Like you said, that isn't stall. It's balance.
 
I think the cutoff between stall and semistall is the difference in the kind of offensive pokemon you use (if you use any at all, then its obviously full stall). I feel if the main offensive pokemon is specifically geared to sweep teams rather than just function as a check, versus a pokemon to act as a sort of glue to the team. If it is the first one, its probably semi-stall. Examples of semisteall might be DD-dragonite or SD-Terrakion + a strong deffensive core. If instead the pokemon if there to simply function as a more offensive check to threats for a team, its probably still stall, for example if a team uses only CB-tyranitar, scarf-tyranitar, or CB-Scizor as its main offensive pokemon, and then the rest are defensive. Generally, its probably not semistall as that pokemon isn't geared to sweep.

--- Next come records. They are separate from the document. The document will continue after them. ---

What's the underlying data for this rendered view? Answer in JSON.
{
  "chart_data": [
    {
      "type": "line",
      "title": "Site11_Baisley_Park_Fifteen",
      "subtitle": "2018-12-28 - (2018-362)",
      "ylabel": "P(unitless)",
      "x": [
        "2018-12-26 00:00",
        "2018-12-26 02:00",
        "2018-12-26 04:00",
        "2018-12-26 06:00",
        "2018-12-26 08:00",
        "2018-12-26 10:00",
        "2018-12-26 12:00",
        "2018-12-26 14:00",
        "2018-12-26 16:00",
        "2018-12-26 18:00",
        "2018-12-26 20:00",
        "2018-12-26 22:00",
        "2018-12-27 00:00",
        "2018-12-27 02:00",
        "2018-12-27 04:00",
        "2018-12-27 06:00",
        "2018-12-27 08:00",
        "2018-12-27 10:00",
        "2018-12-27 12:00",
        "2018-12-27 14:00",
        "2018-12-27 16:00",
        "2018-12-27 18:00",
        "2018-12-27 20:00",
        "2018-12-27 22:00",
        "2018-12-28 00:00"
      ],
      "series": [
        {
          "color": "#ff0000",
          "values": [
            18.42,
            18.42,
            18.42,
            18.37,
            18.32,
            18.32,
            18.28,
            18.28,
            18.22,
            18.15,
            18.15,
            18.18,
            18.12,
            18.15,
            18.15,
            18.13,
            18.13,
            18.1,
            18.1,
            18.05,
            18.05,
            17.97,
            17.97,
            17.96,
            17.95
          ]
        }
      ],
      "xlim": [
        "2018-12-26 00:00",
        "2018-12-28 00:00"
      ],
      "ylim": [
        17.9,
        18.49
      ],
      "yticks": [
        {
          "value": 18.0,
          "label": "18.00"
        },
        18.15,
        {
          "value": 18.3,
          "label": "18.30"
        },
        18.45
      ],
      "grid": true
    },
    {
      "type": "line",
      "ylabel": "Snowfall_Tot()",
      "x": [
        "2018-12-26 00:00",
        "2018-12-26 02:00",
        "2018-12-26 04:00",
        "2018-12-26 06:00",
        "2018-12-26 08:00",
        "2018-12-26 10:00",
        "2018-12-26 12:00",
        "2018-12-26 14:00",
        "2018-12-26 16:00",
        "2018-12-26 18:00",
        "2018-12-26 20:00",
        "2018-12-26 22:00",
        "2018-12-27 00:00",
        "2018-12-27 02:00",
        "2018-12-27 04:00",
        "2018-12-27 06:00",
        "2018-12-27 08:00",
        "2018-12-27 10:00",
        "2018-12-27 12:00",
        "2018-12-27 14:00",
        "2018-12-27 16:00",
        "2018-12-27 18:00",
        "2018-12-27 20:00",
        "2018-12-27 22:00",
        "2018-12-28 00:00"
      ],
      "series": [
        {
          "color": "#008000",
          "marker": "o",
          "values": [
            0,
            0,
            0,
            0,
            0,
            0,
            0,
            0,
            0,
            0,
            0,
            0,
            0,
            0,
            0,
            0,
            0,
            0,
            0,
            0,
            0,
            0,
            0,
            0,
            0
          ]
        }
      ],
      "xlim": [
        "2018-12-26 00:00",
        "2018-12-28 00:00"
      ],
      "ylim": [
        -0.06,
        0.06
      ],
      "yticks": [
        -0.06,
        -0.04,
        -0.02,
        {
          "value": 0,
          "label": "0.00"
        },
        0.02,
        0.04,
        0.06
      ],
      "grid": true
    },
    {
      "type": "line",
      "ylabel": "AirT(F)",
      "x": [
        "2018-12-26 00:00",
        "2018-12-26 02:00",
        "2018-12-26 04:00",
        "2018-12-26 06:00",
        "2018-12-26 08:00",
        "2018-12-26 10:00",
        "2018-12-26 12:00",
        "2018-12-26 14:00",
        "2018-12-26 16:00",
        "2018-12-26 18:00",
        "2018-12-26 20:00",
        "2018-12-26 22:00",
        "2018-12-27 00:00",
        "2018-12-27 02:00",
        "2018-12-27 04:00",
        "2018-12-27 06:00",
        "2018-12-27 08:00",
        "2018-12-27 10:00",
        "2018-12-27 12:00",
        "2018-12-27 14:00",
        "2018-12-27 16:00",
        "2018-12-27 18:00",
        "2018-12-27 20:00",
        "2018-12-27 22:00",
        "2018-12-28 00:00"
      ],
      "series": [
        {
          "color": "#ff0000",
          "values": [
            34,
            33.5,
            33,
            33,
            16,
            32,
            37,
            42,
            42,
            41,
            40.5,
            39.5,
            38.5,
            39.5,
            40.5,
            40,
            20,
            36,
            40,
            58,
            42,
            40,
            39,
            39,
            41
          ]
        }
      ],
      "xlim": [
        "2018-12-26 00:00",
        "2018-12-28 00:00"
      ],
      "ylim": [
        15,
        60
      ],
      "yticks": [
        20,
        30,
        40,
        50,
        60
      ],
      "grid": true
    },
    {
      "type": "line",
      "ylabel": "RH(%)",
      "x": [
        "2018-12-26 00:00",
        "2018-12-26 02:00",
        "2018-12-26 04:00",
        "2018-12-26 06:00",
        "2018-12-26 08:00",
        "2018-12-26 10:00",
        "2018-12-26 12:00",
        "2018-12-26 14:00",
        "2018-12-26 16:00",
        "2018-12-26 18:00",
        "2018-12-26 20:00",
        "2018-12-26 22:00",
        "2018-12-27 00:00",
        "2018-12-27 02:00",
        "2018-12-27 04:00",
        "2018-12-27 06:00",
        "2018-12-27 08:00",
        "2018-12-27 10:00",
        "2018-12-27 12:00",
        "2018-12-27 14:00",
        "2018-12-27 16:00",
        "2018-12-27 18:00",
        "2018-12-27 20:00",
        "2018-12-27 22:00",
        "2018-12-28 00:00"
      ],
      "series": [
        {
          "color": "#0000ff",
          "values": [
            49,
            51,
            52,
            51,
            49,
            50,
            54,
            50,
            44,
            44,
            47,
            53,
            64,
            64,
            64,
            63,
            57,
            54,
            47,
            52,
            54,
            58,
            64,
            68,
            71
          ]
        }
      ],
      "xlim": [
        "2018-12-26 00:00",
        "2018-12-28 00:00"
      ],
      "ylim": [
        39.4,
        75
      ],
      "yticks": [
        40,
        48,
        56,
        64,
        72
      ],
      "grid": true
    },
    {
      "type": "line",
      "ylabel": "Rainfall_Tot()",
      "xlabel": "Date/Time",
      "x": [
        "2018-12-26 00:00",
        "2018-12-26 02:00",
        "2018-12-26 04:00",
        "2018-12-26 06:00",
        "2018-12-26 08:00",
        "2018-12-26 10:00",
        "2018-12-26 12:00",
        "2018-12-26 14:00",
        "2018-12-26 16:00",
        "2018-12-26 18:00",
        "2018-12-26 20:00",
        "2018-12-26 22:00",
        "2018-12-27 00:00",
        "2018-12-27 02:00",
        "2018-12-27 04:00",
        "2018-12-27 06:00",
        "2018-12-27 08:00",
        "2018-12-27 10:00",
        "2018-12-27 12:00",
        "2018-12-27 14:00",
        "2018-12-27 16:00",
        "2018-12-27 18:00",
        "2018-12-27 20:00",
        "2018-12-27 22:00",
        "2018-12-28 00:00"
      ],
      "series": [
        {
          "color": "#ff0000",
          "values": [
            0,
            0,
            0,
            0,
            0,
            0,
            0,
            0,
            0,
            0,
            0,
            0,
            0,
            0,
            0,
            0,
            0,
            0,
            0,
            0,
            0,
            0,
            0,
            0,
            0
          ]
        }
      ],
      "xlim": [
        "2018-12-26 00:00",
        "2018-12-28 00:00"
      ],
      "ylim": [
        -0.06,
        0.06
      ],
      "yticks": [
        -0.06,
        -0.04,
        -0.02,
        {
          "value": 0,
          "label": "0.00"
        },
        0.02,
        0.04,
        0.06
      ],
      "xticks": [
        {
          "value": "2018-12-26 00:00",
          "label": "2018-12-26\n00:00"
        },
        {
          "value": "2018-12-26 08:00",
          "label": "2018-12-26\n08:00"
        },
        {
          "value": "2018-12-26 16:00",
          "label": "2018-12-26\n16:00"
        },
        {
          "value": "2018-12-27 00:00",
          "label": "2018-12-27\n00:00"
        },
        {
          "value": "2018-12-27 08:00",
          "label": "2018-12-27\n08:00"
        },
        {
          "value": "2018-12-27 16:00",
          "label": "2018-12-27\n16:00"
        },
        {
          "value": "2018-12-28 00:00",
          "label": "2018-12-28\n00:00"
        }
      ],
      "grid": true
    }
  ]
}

The difference between semistall and balanced is very blurred, even more so by the notion of bulky offensive. Generally though, semi-stall is much more defensive than a usual balanced team, balanced is the traditional core + sweepers team, and bulky offense is balances but with more "tanky" pokemon.

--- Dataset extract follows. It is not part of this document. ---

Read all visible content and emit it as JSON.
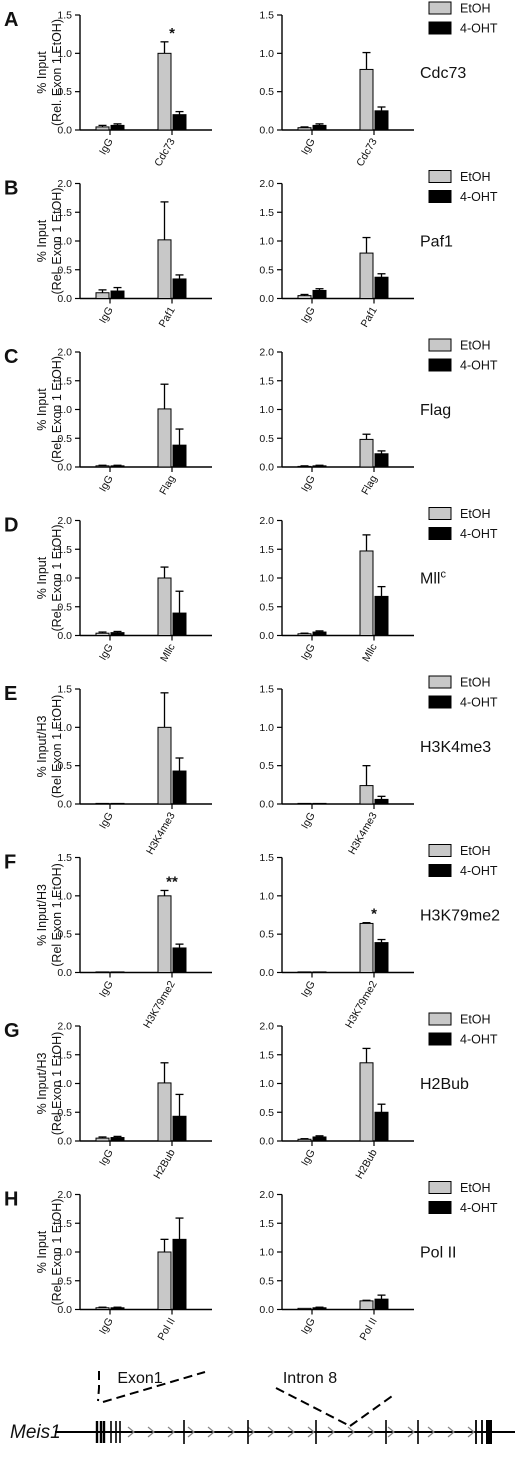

So basically, Whitakker, your team is probably a more defensive "bulky offensive" team, not stall.
 
I think the cutoff between stall and semistall is the difference in the kind of offensive pokemon you use (if you use any at all, then its obviously full stall). I feel if the main offensive pokemon is specifically geared to sweep teams rather than just function as a check, versus a pokemon to act as a sort of glue to the team. If it is the first one, its probably semi-stall. Examples of semisteall might be DD-dragonite or SD-Terrakion + a strong deffensive core. If instead the pokemon if there to simply function as a more offensive check to threats for a team, its probably still stall, for example if a team uses only CB-tyranitar, scarf-tyranitar, or CB-Scizor as its main offensive pokemon, and then the rest are defensive. Generally, its probably not semistall as that pokemon isn't geared to sweep.

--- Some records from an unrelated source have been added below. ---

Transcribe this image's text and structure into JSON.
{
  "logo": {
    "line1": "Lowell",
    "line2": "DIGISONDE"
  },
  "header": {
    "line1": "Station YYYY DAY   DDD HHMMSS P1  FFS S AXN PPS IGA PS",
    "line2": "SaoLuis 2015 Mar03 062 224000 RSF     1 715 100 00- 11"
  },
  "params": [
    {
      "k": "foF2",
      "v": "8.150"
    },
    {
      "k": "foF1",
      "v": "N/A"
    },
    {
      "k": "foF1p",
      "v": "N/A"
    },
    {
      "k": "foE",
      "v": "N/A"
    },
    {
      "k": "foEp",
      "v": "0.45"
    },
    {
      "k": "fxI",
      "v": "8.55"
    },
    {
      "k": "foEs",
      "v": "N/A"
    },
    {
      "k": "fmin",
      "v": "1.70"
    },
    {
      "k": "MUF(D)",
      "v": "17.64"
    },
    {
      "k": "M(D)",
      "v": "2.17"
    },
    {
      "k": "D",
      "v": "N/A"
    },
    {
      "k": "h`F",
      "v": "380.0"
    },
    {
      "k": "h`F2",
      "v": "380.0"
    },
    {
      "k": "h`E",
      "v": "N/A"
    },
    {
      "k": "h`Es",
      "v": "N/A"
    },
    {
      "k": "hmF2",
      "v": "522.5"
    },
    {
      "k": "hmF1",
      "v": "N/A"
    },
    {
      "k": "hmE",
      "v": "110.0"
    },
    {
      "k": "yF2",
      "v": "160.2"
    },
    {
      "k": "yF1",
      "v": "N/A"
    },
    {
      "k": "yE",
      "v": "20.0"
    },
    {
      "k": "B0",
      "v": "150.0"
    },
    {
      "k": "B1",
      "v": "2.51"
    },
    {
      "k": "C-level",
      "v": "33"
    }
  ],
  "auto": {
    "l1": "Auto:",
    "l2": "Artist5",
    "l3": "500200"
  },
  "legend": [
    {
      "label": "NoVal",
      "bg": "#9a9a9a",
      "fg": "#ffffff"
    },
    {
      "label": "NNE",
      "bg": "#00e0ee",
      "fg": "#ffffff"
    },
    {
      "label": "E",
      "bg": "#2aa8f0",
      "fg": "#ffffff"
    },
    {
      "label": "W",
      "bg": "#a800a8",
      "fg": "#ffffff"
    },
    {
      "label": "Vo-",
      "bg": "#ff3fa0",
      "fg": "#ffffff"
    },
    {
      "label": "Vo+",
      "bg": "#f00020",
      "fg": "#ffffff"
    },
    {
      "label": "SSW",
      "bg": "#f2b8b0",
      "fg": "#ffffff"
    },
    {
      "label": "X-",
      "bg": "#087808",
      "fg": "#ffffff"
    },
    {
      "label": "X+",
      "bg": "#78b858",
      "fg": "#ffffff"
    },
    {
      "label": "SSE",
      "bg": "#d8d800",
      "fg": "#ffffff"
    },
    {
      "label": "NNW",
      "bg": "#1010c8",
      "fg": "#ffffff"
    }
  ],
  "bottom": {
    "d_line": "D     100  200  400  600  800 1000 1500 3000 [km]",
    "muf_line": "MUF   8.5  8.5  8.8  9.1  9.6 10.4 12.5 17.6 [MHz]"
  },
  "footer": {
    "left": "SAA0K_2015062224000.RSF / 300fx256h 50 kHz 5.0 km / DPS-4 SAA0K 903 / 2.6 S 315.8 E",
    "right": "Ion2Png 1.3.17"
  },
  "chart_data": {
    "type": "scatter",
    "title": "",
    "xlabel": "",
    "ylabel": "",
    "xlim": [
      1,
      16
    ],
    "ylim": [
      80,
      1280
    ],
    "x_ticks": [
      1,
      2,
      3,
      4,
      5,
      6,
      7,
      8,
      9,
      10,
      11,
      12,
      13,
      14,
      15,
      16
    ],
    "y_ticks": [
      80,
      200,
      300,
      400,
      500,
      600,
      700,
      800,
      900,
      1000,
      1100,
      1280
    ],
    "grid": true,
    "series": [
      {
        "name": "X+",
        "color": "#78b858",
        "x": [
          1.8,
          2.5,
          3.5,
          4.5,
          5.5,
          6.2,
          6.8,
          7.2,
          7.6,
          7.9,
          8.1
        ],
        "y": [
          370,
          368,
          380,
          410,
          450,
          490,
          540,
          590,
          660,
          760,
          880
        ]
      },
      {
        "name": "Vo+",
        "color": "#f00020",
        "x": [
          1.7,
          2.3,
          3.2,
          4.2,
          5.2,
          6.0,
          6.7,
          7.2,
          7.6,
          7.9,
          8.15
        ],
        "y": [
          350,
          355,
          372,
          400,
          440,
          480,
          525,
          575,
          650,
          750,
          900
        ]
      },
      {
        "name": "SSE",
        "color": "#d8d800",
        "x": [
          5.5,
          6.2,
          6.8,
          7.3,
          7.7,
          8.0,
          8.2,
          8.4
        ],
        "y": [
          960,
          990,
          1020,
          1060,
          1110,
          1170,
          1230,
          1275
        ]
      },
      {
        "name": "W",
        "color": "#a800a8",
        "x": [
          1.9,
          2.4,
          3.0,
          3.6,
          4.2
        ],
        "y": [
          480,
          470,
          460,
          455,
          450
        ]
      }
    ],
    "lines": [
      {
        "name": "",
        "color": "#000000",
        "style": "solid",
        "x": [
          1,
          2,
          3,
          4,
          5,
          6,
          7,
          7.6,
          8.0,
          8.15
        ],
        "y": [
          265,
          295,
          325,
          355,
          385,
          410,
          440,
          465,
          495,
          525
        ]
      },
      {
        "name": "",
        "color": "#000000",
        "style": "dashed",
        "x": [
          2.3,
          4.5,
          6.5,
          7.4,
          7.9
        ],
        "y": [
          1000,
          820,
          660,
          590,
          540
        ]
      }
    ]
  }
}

The difference between semistall and balanced is very blurred, even more so by the notion of bulky offensive. Generally though, semi-stall is much more defensive than a usual balanced team, balanced is the traditional core + sweepers team, and bulky offense is balances but with more "tanky" pokemon.

So basically, Whitakker, your team is probably a more defensive "bulky offensive" team, not stall.
Thanks for clearing that up for me, Scarfwynaut. I wasn't being very clear with my words.